Dans la famille Baroin, je voudrais le fils

Rien d’étonnant, donc, si le parcours de Baroin François emboîte les pas de Baroin Michel. Ce dernier fut sous-préfet dans l’Aube dans les années 1960, avant d’y faire une carrière politique dans les années 1970, élu maire de Nogent-sur-Seine en 1983, et de tragiquement (mystérieusement?) disparaître dans un accident d’avion en 1987. Dès 1989, le fils prend la relève comme conseiller municipal de Nogent, puis député de l’Aube en 1993. Il est alors le benjamin de l’Assemblée Nationale. Il a 27 ans, et une carte de journaliste en poche, grâce au petit geste de Jean-Pierre Elkabbach qui l’a embauché sur Europe 1 deux ans auparavant.

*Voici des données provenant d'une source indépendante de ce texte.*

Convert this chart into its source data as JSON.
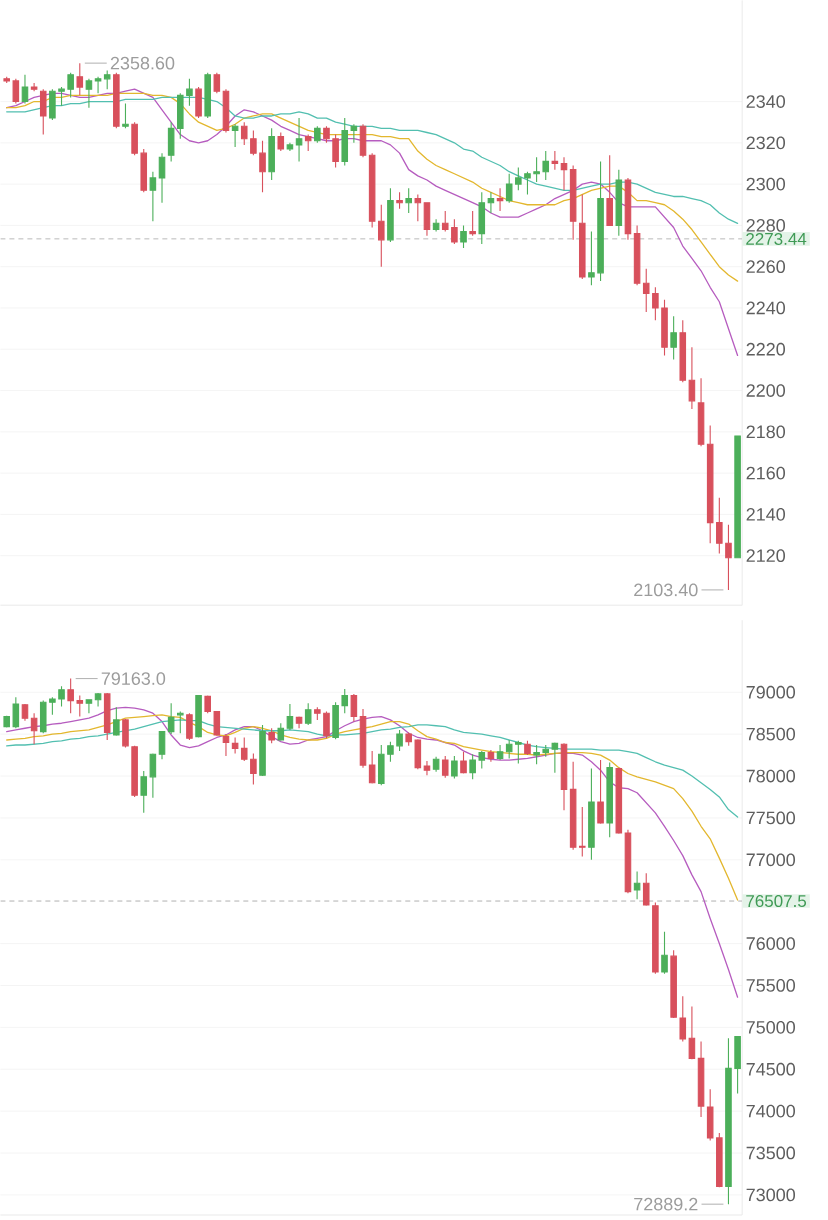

Le parcours ne s’arrête pas là. 1995 : François devient maire de Troyes, et porte-parole éphémère du gouvernement Juppé. Il se fait remercier dans les mois qui suivent sa nomination, et devient alors chargé de mission auprès du président de la République... Jacques Chirac. Et toujours dans l’ordre des amitiés chiraquiennes, Baroin François devient administrateur du musée du Septennat de Sarran, en Corrèze, aussi appelé musée Jacques Chirac. On se souvient d’ailleurs que le même François faisait partie, en 1993, du groupe des dix qui soutenaient Jacques Chirac durant l’épisode Balladur. Un pari gagnant à court terme...

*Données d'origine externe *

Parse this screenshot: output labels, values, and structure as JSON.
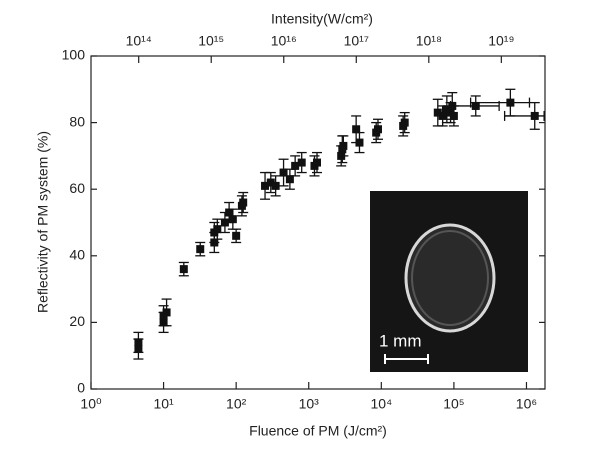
{
  "chart_data": {
    "type": "scatter",
    "x_label": "Fluence of PM (J/cm²)",
    "y_label": "Reflectivity of PM system (%)",
    "x2_label": "Intensity(W/cm²)",
    "log_x": true,
    "log_x2": true,
    "xlim": [
      1,
      1800000
    ],
    "xticks": [
      {
        "value": 1,
        "label": "10⁰"
      },
      {
        "value": 10,
        "label": "10¹"
      },
      {
        "value": 100,
        "label": "10²"
      },
      {
        "value": 1000,
        "label": "10³"
      },
      {
        "value": 10000,
        "label": "10⁴"
      },
      {
        "value": 100000,
        "label": "10⁵"
      },
      {
        "value": 1000000,
        "label": "10⁶"
      }
    ],
    "x2lim": [
      22000000000000,
      40000000000000000000
    ],
    "x2ticks": [
      {
        "value": 100000000000000.0,
        "label": "10¹⁴"
      },
      {
        "value": 1000000000000000.0,
        "label": "10¹⁵"
      },
      {
        "value": 1e+16,
        "label": "10¹⁶"
      },
      {
        "value": 1e+17,
        "label": "10¹⁷"
      },
      {
        "value": 1e+18,
        "label": "10¹⁸"
      },
      {
        "value": 1e+19,
        "label": "10¹⁹"
      }
    ],
    "ylim": [
      0,
      100
    ],
    "yticks": [
      0,
      20,
      40,
      60,
      80,
      100
    ],
    "color": "#111111",
    "x": [
      4.5,
      4.5,
      10,
      11,
      10,
      19,
      32,
      50,
      50,
      55,
      70,
      80,
      90,
      100,
      120,
      125,
      250,
      300,
      350,
      450,
      550,
      650,
      800,
      1200,
      1300,
      2800,
      2900,
      3000,
      4500,
      5000,
      8500,
      9000,
      20000,
      21000,
      60000,
      70000,
      80000,
      90000,
      95000,
      100000,
      200000,
      600000,
      1300000
    ],
    "values": [
      14,
      12,
      20,
      23,
      22,
      36,
      42,
      44,
      47,
      48,
      50,
      53,
      51,
      46,
      55,
      56,
      61,
      62,
      61,
      65,
      63,
      67,
      68,
      67,
      68,
      70,
      72,
      73,
      78,
      74,
      77,
      78,
      79,
      80,
      83,
      82,
      84,
      83,
      85,
      82,
      85,
      86,
      82
    ],
    "yerr": [
      3,
      3,
      3,
      4,
      3,
      2,
      2,
      3,
      3,
      3,
      3,
      3,
      3,
      2,
      3,
      3,
      4,
      3,
      3,
      4,
      3,
      3,
      3,
      3,
      3,
      3,
      4,
      3,
      4,
      3,
      3,
      3,
      3,
      3,
      4,
      3,
      4,
      3,
      4,
      3,
      3,
      4,
      4
    ],
    "x_low": [
      null,
      null,
      null,
      null,
      null,
      null,
      null,
      null,
      null,
      null,
      null,
      null,
      null,
      null,
      null,
      null,
      null,
      null,
      null,
      null,
      null,
      null,
      null,
      null,
      null,
      null,
      null,
      null,
      null,
      null,
      null,
      null,
      null,
      null,
      null,
      null,
      null,
      null,
      null,
      null,
      90000,
      170000,
      500000
    ],
    "x_high": [
      null,
      null,
      null,
      null,
      null,
      null,
      null,
      null,
      null,
      null,
      null,
      null,
      null,
      null,
      null,
      null,
      null,
      null,
      null,
      null,
      null,
      null,
      null,
      null,
      null,
      null,
      null,
      null,
      null,
      null,
      null,
      null,
      null,
      null,
      null,
      null,
      null,
      null,
      null,
      null,
      420000,
      1100000,
      1750000
    ],
    "inset": {
      "scale_label": "1 mm"
    }
  }
}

François Baroin : le baroudeur...

Si le parcours s’arrêtait là, au fond, on ne distinguerait guère François de ses clones dynastiques qui font leur carrière grâce à leurs soutiens familiaux. Le hic, c’est évidemment l'avènement de Nicolas Sarkozy, dont François ne semble guère un soutien naturel. Et soudain, le personnage se transforme en héros d’une campagne en Afrique, le torse moucheté de balafres profondes, à l’image d’un Rambo moderne qui survivrait malgré une sauvagerie sans limite.

Ici commence une sorte de deuxième carrière politique pour ce jeune homme à qui le pouvoir avait donné une petite cuillère en argent dans la bouche : celle d’un combattant pour la survie. Après son passage au gouvernement entre 2005 et 2007, où il est ministre de l’Outre-Mer, auteur d’une fameuse phrase: « Le droit du sol ne doit plus être un tabou », prononcée pour le Figaro Magazine, François s’éclipse de la scène nationale jusqu’en 2010. 

Puis c’est le rebond : ministre du Budget, il arrive au pire moment pour les finances publiques. Entre crise financière et explosion de la dette, les arbitrages de Bercy prennent des allures de mission impossible, quelque part, si l’on veut, entre le nettoyage de la centrale de Fukushima et le plaider non-coupable de Dominique Strauss-Kahn. Une gageure que Nicolas Sarkozy se devait de confier à un bon ami chiraquien.

On recommande la lecture du discours de l’intéressé en date du 14 janvier 2011 sur l’exécution du budget de l’État pour mieux mesurer l’ampleur de l’exercice, pourtant très factuelle : « Les dépenses de l’Etat ont été maîtrisées ». À l’heure où le déficit oscille entre 5 et 7% du PIB, il faut être fameusement culotté pour dire ces mots sans rire ou pleurer. Et pourtant, il les a impassiblement prononcés !

... qui en veut toujours plus

Quel étrange carburant pousse François Baroin à en redemander, et à prendre le ministère de l’Économie, à l’issue d’un combat féroce avec le ministre de l’Agriculture et la ministre de la Recherche ? Peut-être n’en a-t-il pas assez, de ces déclarations rassurantes sur le « everything is under control » qui n’abuse même plus les ménagères de plus de 50 ans regardant TF1 ? La perspective d’une prochaine explosion financière, l’avant-goût amer d’une dégradation de notre note par les agences financières, l’attente impavide d’une crise majeure à affronter, peut-être celle qui fera plonger définitivement des États en faillite ?

À croire que Baroin François a pris plaisir aux risques majeurs, ceux qui nous assassinent ou nous rendent plus forts. Et dans cette expérience primale de la résurrection, nous lui souhaitons un bon automne, entre désastre grec et loi de finances 2012 où il devra concilier gentillesse pré-électorale et rigueur budgétaire par crainte... du FMI et de sa prédécesseur.